Some translators and critics take the latter way out, translating cadentia as “fading” or “receding.” J. W. Mackail, in “Notes on Aeneid VIII” (The Classical Review 32.5/6, September 1918), writes:
Much confusion would have been saved, here and elsewhere, by realising that surgere and cadere as used of the stars by Virgil have not only their astronomical meaning of rising and setting, but that of appearance and disappearance with the end and beginning of daylight. Cadere may in such passages be translated “to pale,” and surgere “to shine out.” Thus the cadentia sidera of Aen. II.9 and IV.81 are the paling stars. […] Compare Milton’s
The stars grow high,
But night sits monarch yet in the mid sky;where there is a different image for the same phenomenon, the fading or paling of the stars before dawn being pictured — which is what in fact it looks like — as their retreat to a greater distance.
I can’t speak for Milton, but it’s pretty clear that Virgil isn’t talking about the stars fading at sunrise. Sunrise is the time to wake, not the time to sleep! George Gifford’s “A Note on Dante and Virgil” (Italica 35.2, June 1958) persuasively gives the correct interpretation:
In Inferno VII.98–99, [Dante’s guide] Virgil urges against delay [using] a similar formula:
Già ogni stella cade che saliva / Quando mi mossi,
[“Already sinks each star that was ascending / When I set out”]where the meaning clearly is, “six hours or more of our journey have elapsed; it is now past midnight.” We may infer, therefore, that Dante took Aeneas to mean “it is past midnight.” In this view, the “stars” referred to are the constellations associated with the present season, because they are visible in the earlier hours of darkness, which are normally waking hours. After midnight all of such stars as are visible will be setting in the west, or will at least have passed the zenith. They are in this sense cadentia sidera, wheeling downward in the sky.

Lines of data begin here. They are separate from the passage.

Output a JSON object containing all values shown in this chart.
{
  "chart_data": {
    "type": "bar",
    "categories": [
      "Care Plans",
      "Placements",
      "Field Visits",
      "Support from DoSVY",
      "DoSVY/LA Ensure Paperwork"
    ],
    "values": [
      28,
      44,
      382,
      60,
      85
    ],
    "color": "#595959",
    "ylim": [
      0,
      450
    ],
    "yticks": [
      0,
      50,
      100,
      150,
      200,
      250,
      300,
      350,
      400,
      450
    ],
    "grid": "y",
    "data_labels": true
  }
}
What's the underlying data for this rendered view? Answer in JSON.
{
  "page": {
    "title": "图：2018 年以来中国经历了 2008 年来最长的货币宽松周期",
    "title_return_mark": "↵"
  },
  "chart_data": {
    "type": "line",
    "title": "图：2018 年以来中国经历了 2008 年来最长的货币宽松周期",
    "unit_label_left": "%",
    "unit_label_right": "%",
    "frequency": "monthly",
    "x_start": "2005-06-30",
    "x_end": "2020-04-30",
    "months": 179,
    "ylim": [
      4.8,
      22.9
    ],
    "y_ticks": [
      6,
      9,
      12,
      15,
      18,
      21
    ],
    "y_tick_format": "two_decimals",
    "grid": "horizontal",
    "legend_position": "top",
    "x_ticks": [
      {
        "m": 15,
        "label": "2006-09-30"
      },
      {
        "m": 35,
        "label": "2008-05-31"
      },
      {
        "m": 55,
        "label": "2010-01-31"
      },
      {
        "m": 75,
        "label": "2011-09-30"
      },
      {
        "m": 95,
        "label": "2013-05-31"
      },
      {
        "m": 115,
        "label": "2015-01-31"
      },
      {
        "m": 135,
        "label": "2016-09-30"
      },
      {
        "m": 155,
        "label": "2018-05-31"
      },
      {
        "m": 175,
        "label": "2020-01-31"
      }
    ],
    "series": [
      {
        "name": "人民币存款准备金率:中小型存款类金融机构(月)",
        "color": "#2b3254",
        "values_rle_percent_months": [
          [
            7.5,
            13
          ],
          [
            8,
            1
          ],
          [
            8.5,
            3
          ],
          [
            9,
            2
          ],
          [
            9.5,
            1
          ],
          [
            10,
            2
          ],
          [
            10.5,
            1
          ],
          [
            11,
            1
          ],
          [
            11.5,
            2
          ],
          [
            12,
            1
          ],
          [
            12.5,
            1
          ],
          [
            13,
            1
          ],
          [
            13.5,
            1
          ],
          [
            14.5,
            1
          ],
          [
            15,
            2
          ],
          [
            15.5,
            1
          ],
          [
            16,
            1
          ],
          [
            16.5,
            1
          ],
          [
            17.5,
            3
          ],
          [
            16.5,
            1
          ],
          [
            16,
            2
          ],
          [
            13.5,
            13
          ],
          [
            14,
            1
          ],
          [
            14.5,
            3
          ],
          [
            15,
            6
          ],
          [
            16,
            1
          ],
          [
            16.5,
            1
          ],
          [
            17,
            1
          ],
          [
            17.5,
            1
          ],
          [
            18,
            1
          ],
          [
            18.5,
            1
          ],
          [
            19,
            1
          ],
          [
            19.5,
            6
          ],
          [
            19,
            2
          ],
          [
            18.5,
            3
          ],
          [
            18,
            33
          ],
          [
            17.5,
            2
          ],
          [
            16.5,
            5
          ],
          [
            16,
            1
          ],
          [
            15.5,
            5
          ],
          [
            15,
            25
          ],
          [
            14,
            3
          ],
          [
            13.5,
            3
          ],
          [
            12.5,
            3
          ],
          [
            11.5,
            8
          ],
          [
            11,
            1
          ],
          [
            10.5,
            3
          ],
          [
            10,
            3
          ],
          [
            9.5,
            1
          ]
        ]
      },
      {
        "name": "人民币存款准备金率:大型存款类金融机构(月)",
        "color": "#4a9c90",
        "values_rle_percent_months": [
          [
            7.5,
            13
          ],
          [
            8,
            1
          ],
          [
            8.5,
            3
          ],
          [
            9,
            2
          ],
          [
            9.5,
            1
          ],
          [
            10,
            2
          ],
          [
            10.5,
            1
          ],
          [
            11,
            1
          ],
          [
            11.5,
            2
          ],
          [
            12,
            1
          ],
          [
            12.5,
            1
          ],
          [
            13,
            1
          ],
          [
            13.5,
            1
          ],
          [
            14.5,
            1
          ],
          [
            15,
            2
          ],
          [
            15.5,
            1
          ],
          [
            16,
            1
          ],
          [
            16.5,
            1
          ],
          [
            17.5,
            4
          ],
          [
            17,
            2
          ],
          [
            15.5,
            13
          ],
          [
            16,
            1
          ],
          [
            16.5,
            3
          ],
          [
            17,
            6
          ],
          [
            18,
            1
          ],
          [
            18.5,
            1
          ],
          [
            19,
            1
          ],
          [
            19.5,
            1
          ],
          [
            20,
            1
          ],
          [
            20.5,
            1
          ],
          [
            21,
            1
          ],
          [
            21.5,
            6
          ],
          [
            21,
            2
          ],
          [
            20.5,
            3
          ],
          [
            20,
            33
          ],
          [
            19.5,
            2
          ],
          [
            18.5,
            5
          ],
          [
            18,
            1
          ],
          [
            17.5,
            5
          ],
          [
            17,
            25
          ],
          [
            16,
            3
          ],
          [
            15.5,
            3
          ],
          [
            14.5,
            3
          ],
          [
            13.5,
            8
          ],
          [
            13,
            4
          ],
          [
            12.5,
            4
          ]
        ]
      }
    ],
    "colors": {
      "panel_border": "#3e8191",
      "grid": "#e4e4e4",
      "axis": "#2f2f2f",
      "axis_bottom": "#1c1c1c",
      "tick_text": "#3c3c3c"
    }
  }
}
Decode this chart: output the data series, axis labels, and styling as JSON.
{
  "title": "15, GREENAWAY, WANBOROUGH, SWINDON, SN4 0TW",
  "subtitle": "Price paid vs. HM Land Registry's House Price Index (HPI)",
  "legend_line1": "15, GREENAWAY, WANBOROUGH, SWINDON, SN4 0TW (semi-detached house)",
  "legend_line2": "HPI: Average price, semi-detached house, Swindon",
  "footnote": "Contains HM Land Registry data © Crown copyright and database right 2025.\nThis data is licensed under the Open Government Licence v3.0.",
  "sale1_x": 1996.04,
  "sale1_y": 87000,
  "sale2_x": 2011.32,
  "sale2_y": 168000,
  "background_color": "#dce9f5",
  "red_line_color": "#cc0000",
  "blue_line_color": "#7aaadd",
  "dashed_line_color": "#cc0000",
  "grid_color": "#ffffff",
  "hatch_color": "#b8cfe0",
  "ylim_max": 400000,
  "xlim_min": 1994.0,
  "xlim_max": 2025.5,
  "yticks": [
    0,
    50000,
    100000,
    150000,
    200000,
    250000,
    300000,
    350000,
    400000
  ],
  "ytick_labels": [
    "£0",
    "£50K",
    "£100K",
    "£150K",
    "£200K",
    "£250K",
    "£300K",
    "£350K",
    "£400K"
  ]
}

Note that the “constellations associated with the present season” are those opposite what we think of as your “star sign.” If you’re born in May you’re “a Taurus,” but that’s because the sun is in Taurus, which means Taurus is invisible — it’s the constellations roughly opposite Taurus that are considered “spring constellations” in the stargazing sense. Ursa Major, for example, peaks in the sky around 10pm tonight, and Virgo around 11pm. (All seasons and times Northern Hemisphere–specific.) So when Virgo and Ursa Major are “falling,” says Virgil, it’s the right time for sleep.